ちなみに口座名義は多くの銀行では「屋号名+事業主名」になります。
(ゆうちょ銀行においては屋号名のみでの開設も可能です。こだわりがある人はゆうちょ銀行で開設してみると良いかもしれません)

社会的信用が増す

屋号名義の銀行口座が使えることもそうですが、開業届を提出することによって対外的に事業をスタートさせた証となります。例えば融資や助成金・補助金などの申請ができるようになったり(審査が通るとは限りません)お客様や取引先に対して正規の手続きを踏んでいるとして信用されやすくなります。

開業届を出すデメリット

続いて開業届を出すデメリットです。

失業保険が受け取れなくなる

このデメリットが適用されるのは、「失業手当を受給しながら就職活動をしているけど、フリーランスの道も視野には入れている」というような人です。

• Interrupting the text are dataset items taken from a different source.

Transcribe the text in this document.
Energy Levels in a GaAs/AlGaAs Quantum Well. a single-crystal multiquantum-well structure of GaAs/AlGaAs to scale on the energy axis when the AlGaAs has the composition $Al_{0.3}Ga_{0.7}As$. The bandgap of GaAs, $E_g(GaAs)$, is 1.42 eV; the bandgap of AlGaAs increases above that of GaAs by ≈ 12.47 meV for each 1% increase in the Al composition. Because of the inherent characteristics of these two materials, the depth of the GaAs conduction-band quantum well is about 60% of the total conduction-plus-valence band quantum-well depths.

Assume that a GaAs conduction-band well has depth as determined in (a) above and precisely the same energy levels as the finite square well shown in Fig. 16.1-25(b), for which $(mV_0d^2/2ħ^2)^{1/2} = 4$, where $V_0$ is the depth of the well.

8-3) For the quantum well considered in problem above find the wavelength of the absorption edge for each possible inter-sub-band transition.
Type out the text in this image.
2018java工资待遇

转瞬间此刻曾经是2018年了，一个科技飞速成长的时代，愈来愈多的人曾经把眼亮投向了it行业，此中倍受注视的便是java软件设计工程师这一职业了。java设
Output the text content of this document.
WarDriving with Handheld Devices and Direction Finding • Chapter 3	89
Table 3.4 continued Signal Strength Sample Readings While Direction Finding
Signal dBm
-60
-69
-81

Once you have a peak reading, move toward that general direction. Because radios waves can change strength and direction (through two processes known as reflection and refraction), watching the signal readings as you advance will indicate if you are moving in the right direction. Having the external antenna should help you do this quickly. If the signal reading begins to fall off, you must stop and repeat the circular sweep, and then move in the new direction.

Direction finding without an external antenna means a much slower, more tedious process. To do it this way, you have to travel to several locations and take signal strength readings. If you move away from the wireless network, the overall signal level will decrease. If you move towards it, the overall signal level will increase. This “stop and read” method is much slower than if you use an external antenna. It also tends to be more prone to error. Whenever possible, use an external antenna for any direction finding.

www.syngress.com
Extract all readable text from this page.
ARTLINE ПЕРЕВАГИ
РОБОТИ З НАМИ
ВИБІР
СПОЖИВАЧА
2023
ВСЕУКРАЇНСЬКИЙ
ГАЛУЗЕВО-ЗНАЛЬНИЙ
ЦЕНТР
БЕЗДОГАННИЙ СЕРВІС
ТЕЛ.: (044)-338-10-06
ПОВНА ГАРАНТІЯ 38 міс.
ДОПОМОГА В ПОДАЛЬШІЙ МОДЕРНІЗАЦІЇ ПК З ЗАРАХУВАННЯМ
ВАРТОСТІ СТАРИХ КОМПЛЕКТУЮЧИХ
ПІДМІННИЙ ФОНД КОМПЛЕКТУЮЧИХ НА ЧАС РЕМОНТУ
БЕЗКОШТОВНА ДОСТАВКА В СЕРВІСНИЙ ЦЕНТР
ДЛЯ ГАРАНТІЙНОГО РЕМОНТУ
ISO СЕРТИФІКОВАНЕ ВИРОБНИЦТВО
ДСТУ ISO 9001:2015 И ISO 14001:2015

そもそも失業手当とは、働きたいという意思を持っているけどまだに対する就職先が見つかっていない人に対する手当です。つまり、開業届を出した時点で公的には「既に働いている状態」とみなされ受給する資格を失います。開業届を出したのに失業手当を受給していると不正受給となるので絶対に避けるようにしてください。

扶養控除が受けられなくなる

開業届を出したからといって、すぐに扶養から外れるわけではありません。ある一定の基準までは通常通りの扶養控除を受けられます。親や配偶者の扶養に入っている多くの学生や主婦の方はアルバイトやパートから得る収入を年間「103万円」を超えないように調整しますよね。個人事業主もこの考え方をすれば理解しやすくなります。

税制上の壁「38万円」

よくある勘違いなのですが、扶養から外れるボーダーの収入は103万円ではありません。正しくは「38万円」です。所得が38万円を越えると本人に所得税が課税され、扶養者の確定申告において控除が受けられなくなります。
ただし給与所得者の場合は給与所得控除65万円を差し引くことができるので、
給与収入103万円 - 給与所得控除65万円 = 所得38万円

という計算式が成り立ちます。
なのでボーダーの所得が103万だと思っている方が多いのですね。

個人事業主の場合も所得38万円がボーダーラインです。
売上(収入)-(必要経費+青色申告特別控除)=所得

例えば、1年間の売上が100万円、必要経費が20万円、青色申告で64万控除した場合、
売上100万円 - 必要経費20万円 - 青色申告控除64万円 = 所得16万円
となるので扶養からは外れません。

社会保険の壁「130万円」

ここからが要注意です。
被扶養者に認定されると、保険料の負担なく健康保険等に加入できるのですが、年間の収入が130万を超えると自分で保険料を負担する必要が出てきます。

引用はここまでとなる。